Der chinesische Autohersteller Chery hat Nissans ehemaliges Rosslyn-Werk in der Nähe von Pretoria in Südafrika erworben, was einen entscheidenden Schritt in der globalen Umstellung auf die Produktion von Elektrofahrzeugen (EV) in Afrika darstellt. Diese Übernahme erfolgt, da chinesische Autohersteller zunehmend der lokalen Produktion gegenüber traditionellen Exportstrategien Priorität einräumen und darauf abzielen, von der sich schnell entwickelnden Automobillandschaft Afrikas zu profitieren.

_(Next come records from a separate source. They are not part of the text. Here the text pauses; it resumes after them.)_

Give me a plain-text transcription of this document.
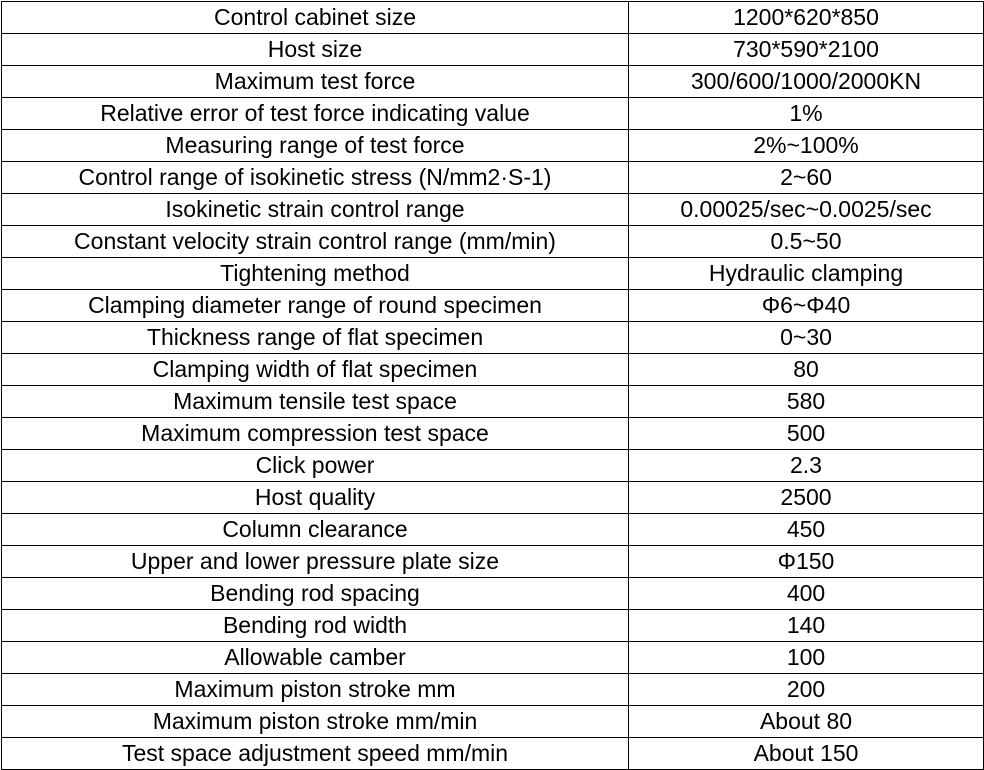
Control cabinet size	1200*620*850
Host size	730*590*2100
Maximum test force	300/600/1000/2000KN
Relative error of test force indicating value	1%
Measuring range of test force	2%~100%
Control range of isokinetic stress (N/mm2·S-1)	2~60
Isokinetic strain control range	0.00025/sec~0.0025/sec
Constant velocity strain control range (mm/min)	0.5~50
Tightening method	Hydraulic clamping
Clamping diameter range of round specimen	Φ6~Φ40
Thickness range of flat specimen	0~30
Clamping width of flat specimen	80
Maximum tensile test space	580
Maximum compression test space	500
Click power	2.3
Host quality	2500
Column clearance	450
Upper and lower pressure plate size	Φ150
Bending rod spacing	400
Bending rod width	140
Allowable camber	100
Maximum piston stroke mm	200
Maximum piston stroke mm/min	About 80
Test space adjustment speed mm/min	About 150
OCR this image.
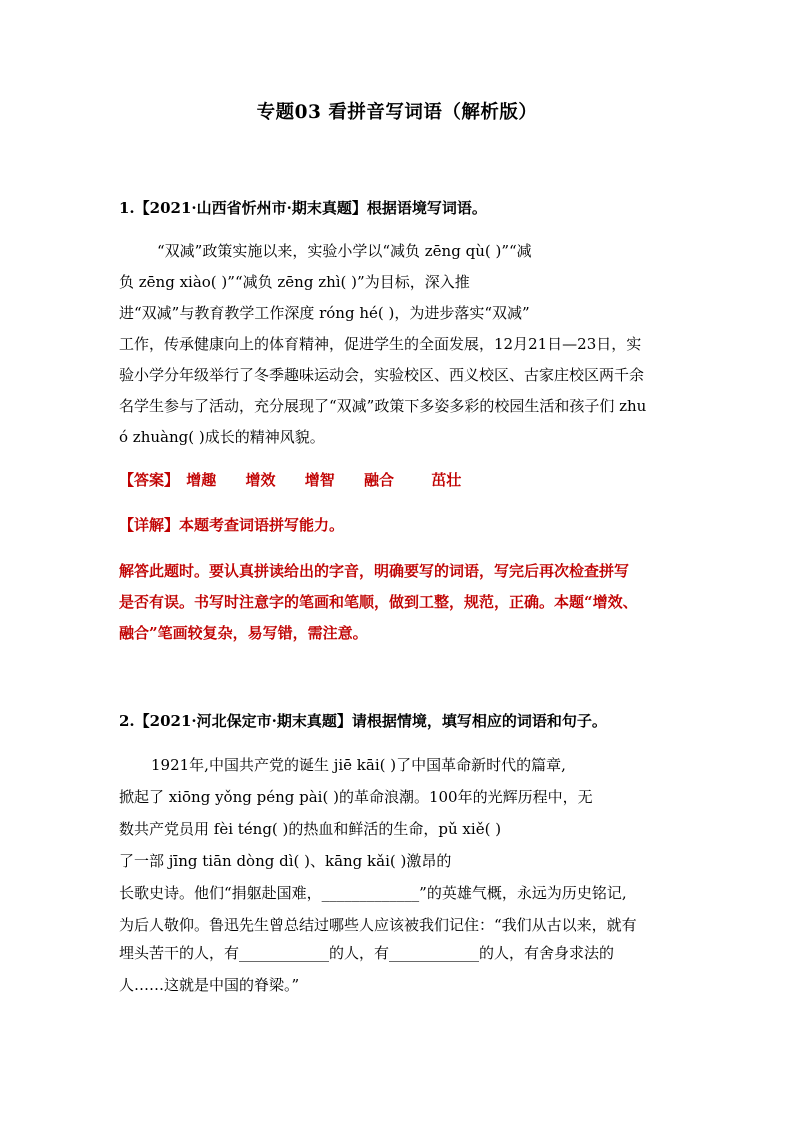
专题03 看拼音写词语（解析版）
1.【2021·山西省忻州市·期末真题】根据语境写词语。
“双减”政策实施以来，实验小学以“减负 zēng qù( )”“减
负 zēng xiào( )”“减负 zēng zhì( )”为目标，深入推
进“双减”与教育教学工作深度 róng hé( )，为进步落实“双减”
工作，传承健康向上的体育精神，促进学生的全面发展，12月21日—23日，实
验小学分年级举行了冬季趣味运动会，实验校区、西义校区、古家庄校区两千余
名学生参与了活动，充分展现了“双减”政策下多姿多彩的校园生活和孩子们 zhu
ó zhuàng( )成长的精神风貌。
【答案】 增趣 增效 增智 融合 茁壮
【详解】本题考查词语拼写能力。
解答此题时。要认真拼读给出的字音，明确要写的词语，写完后再次检查拼写
是否有误。书写时注意字的笔画和笔顺，做到工整，规范，正确。本题“增效、
融合”笔画较复杂，易写错，需注意。
2.【2021·河北保定市·期末真题】请根据情境，填写相应的词语和句子。
1921年,中国共产党的诞生 jiē kāi( )了中国革命新时代的篇章,
掀起了 xiōng yǒng péng pài( )的革命浪潮。100年的光辉历程中，无
数共产党员用 fèi téng( )的热血和鲜活的生命，pǔ xiě( )
了一部 jīng tiān dòng dì( )、kāng kǎi( )激昂的
长歌史诗。他们“捐躯赴国难，_____________”的英雄气概，永远为历史铭记,
为后人敬仰。鲁迅先生曾总结过哪些人应该被我们记住：“我们从古以来，就有
埋头苦干的人，有____________的人，有____________的人，有舍身求法的
人……这就是中国的脊梁。”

Die Vereinbarung wurde im Juli mit Chery, Chinas größtem Automobil-Exporteur, bekannt gegeben, der plant, Plug-in-Hybride, batterieelektrische Fahrzeuge und Modelle unter seiner Marke Jetour am Standort zu produzieren. Dies folgt ähnlichen Bemühungen anderer chinesischer Automobilhersteller wie der Beijing Automotive Group (BAIC), die eine Fertigungs- und Montageanlage in Gqeberha (ehemals Port Elizabeth), Südafrika, und Great Wall Motor betreibt, die lokalisierte Montage- und Komponentenvertriebskapazitäten etabliert hat. Diese Initiativen spiegeln einen breiteren Trend chinesischer Unternehmen wider, die durch direkte Fertigung engere Beziehungen zu afrikanischen Verbrauchern aufbauen, die Abhängigkeit von Importen verringern und den Marktzugang verbessern wollen.
Der Autosektor Afrikas befindet sich in einem Wandel, der von Faktoren wie schneller Urbanisierung, einer wachsenden Mittelschicht und zunehmender staatlicher Unterstützung für nachhaltige Mobilität angetrieben wird. Experten weisen auf mehrere afrikanische Länder wie Südafrika, Marokko, Kenia, Äthiopien und Ghana als Hauptkandidaten für weitere chinesische Elektrofahrzeuginvestitionen hin. Diese Länder bieten unterschiedliche Vorteile, einschließlich bestehender industrieller Infrastruktur, günstiger Politik und der Verbesserung der Stromnetze.
Die lokale Produktion verspricht zahlreiche Vorteile, darunter die Senkung der Fahrzeugkosten durch Umgehung von Einfuhrzöllen und die Förderung von Investitionen in die Ladeinfrastruktur, die Komponentenproduktion und die Batterieherstellung.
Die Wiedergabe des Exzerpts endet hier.